Il pregiudizio in un Salento perduto

Malepilu, della scrittrice Annamaria Gustapane, nella terna vincitrice del Concorso letterario Terre di Puglia

Malepilu è la storia di una ragazza dai capelli rossi, Francesca, talmente bella e consapevole della propria avvenenza, da far chiasso anche stando in silenzio. Il romanzo della scrittrice idruntina Annamaria Gustapane è ambientato negli Anni Settanta e parla di un “un Salento ancora intatto, che più non esiste: niente più palme svettanti, agrumeti in orti chiusi, distese verdecangianti di oliveti centenari: sconciati i paesini di intonaci lievi, periferie infette da zone industriali sorte e subito morte; mari senza più vita”.

Copertina libro

È la stessa autrice a parlarci della genesi della protagonista del romanzo: “Malepilu nasce per caso, un viaggio in Australia e la scoperta della sopravvivenza del pregiudizio contro i rossi di pelo, che pensavo appartenesse ad un passato ottocentesco o ormai solo letterario (Rosso Malpelo di Verga; Pel di carota di Renard; La Chimera di Sebastiano Vassalli). Non appena abbozzato il personaggio, Malepilu ha preso a camminare per suo conto: capita così che una creatura di carta e inchiostro prenda consistenza, e guidi lo scrittore asservendolo al suo raccontarsi”.

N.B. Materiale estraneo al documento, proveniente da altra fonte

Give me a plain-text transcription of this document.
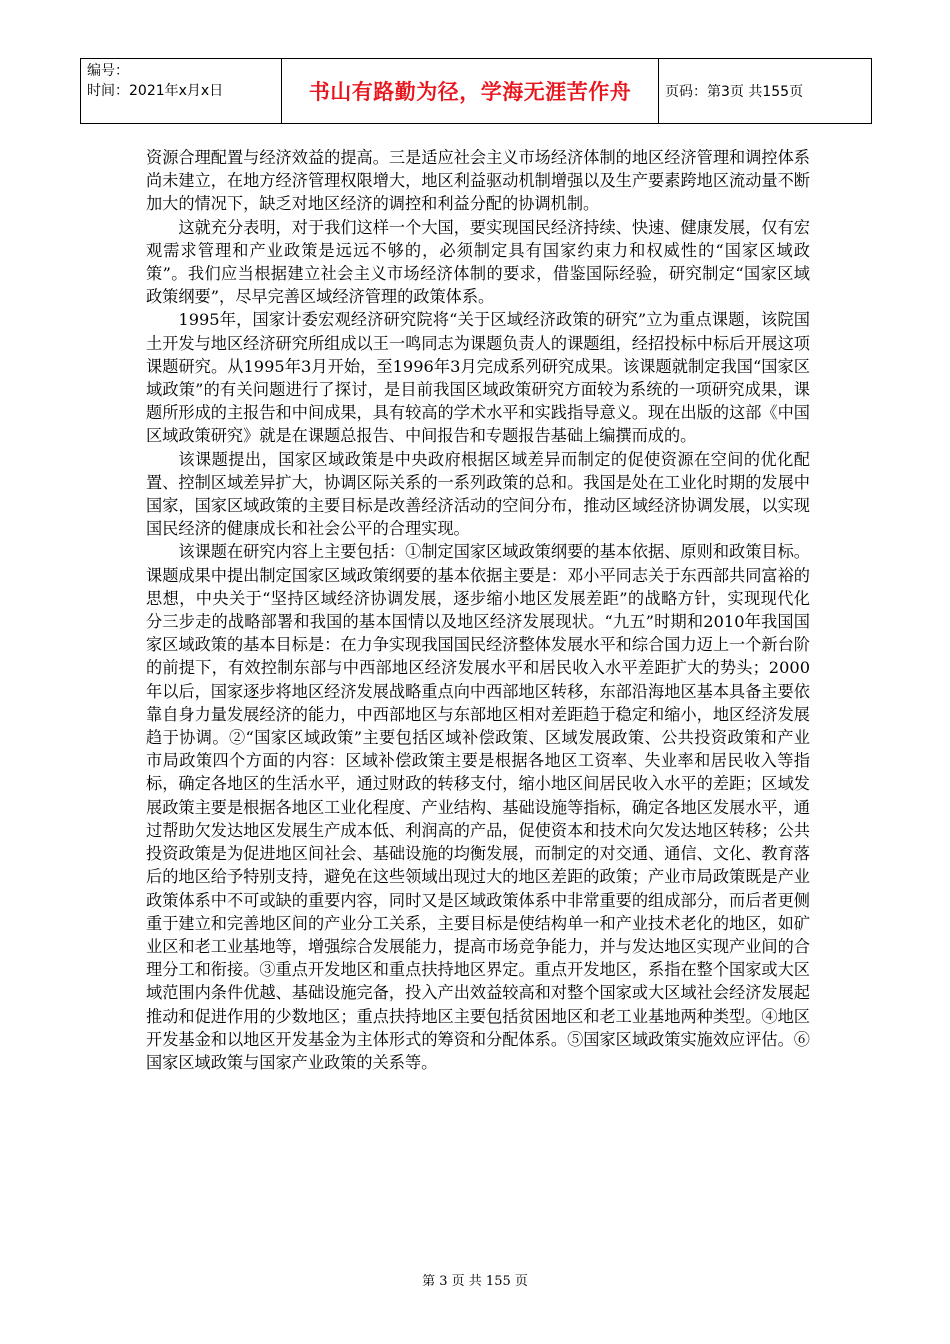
编号：
时间：2021年x月x日	书山有路勤为径，学海无涯苦作舟	页码：第3页 共155页

资源合理配置与经济效益的提高。三是适应社会主义市场经济体制的地区经济管理和调控体系尚未建立，在地方经济管理权限增大，地区利益驱动机制增强以及生产要素跨地区流动量不断加大的情况下，缺乏对地区经济的调控和利益分配的协调机制。

这就充分表明，对于我们这样一个大国，要实现国民经济持续、快速、健康发展，仅有宏观需求管理和产业政策是远远不够的，必须制定具有国家约束力和权威性的“国家区域政策”。我们应当根据建立社会主义市场经济体制的要求，借鉴国际经验，研究制定“国家区域政策纲要”，尽早完善区域经济管理的政策体系。

1995年，国家计委宏观经济研究院将“关于区域经济政策的研究”立为重点课题，该院国土开发与地区经济研究所组成以王一鸣同志为课题负责人的课题组，经招投标中标后开展这项课题研究。从1995年3月开始，至1996年3月完成系列研究成果。该课题就制定我国“国家区域政策”的有关问题进行了探讨，是目前我国区域政策研究方面较为系统的一项研究成果，课题所形成的主报告和中间成果，具有较高的学术水平和实践指导意义。现在出版的这部《中国区域政策研究》就是在课题总报告、中间报告和专题报告基础上编撰而成的。

该课题提出，国家区域政策是中央政府根据区域差异而制定的促使资源在空间的优化配置、控制区域差异扩大，协调区际关系的一系列政策的总和。我国是处在工业化时期的发展中国家，国家区域政策的主要目标是改善经济活动的空间分布，推动区域经济协调发展，以实现国民经济的健康成长和社会公平的合理实现。

该课题在研究内容上主要包括：①制定国家区域政策纲要的基本依据、原则和政策目标。课题成果中提出制定国家区域政策纲要的基本依据主要是：邓小平同志关于东西部共同富裕的思想，中央关于“坚持区域经济协调发展，逐步缩小地区发展差距”的战略方针，实现现代化分三步走的战略部署和我国的基本国情以及地区经济发展现状。“九五”时期和2010年我国国家区域政策的基本目标是：在力争实现我国国民经济整体发展水平和综合国力迈上一个新台阶的前提下，有效控制东部与中西部地区经济发展水平和居民收入水平差距扩大的势头；2000年以后，国家逐步将地区经济发展战略重点向中西部地区转移，东部沿海地区基本具备主要依靠自身力量发展经济的能力，中西部地区与东部地区相对差距趋于稳定和缩小，地区经济发展趋于协调。②“国家区域政策”主要包括区域补偿政策、区域发展政策、公共投资政策和产业市局政策四个方面的内容：区域补偿政策主要是根据各地区工资率、失业率和居民收入等指标，确定各地区的生活水平，通过财政的转移支付，缩小地区间居民收入水平的差距；区域发展政策主要是根据各地区工业化程度、产业结构、基础设施等指标，确定各地区发展水平，通过帮助欠发达地区发展生产成本低、利润高的产品，促使资本和技术向欠发达地区转移；公共投资政策是为促进地区间社会、基础设施的均衡发展，而制定的对交通、通信、文化、教育落后的地区给予特别支持，避免在这些领域出现过大的地区差距的政策；产业市局政策既是产业政策体系中不可或缺的重要内容，同时又是区域政策体系中非常重要的组成部分，而后者更侧重于建立和完善地区间的产业分工关系，主要目标是使结构单一和产业技术老化的地区，如矿业区和老工业基地等，增强综合发展能力，提高市场竞争能力，并与发达地区实现产业间的合理分工和衔接。③重点开发地区和重点扶持地区界定。重点开发地区，系指在整个国家或大区域范围内条件优越、基础设施完备，投入产出效益较高和对整个国家或大区域社会经济发展起推动和促进作用的少数地区；重点扶持地区主要包括贫困地区和老工业基地两种类型。④地区开发基金和以地区开发基金为主体形式的筹资和分配体系。⑤国家区域政策实施效应评估。⑥国家区域政策与国家产业政策的关系等。

第 3 页 共 155 页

È un Salento perduto, luminoso e aspro, a fare da sfondo alle vicende di Malepilu, adolescente sottoposta al peso delle credenze superstiziose che nelle società tradizionali colpivano i bambini coi capelli rossi, su cui esiste ampia letteratura. Superstizioni che diventavano forzata suggestione, fino a mutarsi in convinta predestinazione, talvolta. Uno dei personaggi le sussurra, infatti: “Rossa Malpelo dalle ciglia scure e dalla pelle d’ambra, bizantini, arabi, normanni, greci hanno giocato a dadi il tuo destino”. Malepilu spaventa i personaggi del libro, è inquieta e perturbante. Come le storie dell’ampia letteratura del vampirismo, in un’epoca di transizione come furono gli anni Settanta, si stigmatizza duramente chi abbia avuto percorsi di vita diversi, per necessità o per scelta.

Come ricorda Vito Teti, ne Il vampiro e la melanconia, è antica la diffidenza verso le persone con tratti fisici distinti o peculiari; gli abitanti della Romania definivano strigoi le streghe o stregoni che si presumeva continuassero ad agire, dopo la morte. La parola striga indicava proprio le alte grida. Gli strigoi avevano solitamente peli e capelli rossi e venivano considerati demoniaci, latori di disgrazia.

Qui, i gesti della protagonista trovano movente nella percezione nettissima del rifiuto da parte della famiglia e del contesto, rimarcato dal continuo biascicare di detti popolari contro le persone con capelli rossi. Al contempo, Francesca è eroina della coscienza delle donne, si scrolla di dosso la polverosa tradizione delle società patriarcali che coprivano, sotto maschere di finzione e ipocrisia, diffuse consuetidini di taciuta violenza e sopraffazioni, a danno delle donne.

La storia del difficile rapporto tra Malepilu e la propria famiglia si infittisce di mistero quando, dopo l’ennesima intemperanza, la tredicenne Francesca viene mandata a trascorrere la stagione estiva a Macina Grande, una specie di gineceo abitato da alcune anziane e strambe zie. Una casa rosso pompeiano, senza foto sulle pareti. Solo un misterioso quadro, con un volto nascosto, sulla suppinna, il sottotetto delle case salentine, a copertura piana. Silenzi antichi che la trama del romanzo non manca di chiarire. Il convulso decennio in cui si incardina la storia sembra lontano: oltre il frinire delle cicale, oltre le quinte degli alberi e di pietra a secco, i forti contrasti sociali che animavano il duro confronto politico e sociale di quegli anni, emergono appena, affiorando nei battibecchi con Marzia, una giovanissima abitante del luogo, che si presenta come erede di pratiche magiche e inizia Malepilu ad alcuni dei segreti di Macina Grande, dove nessun uomo è ammesso e le zie conducono una specie di inquietante vita claustrale. “Macina Grande è un gineceo, è clausura cercata e voluta, estrema metafora di fuga da un mondo declinato solo al maschile.

Molto è cambiato da quegli anni ’70 ad oggi, in occidente è quasi estinta la razza dei padri padroni, i matrimoni ergastolo sono finiti, la pari dignità è principio se non altro annunciato, ma rigurgiti di prevaricazione e violenza sono quotidiani, le donne non possono rinunciare a tenere alta la guardia, basta poco a perdere il terreno conquistato a fatica”.

Il romanzo è recentemente entrato nella terna vincitrice del Concorso letterario Terre di Puglia.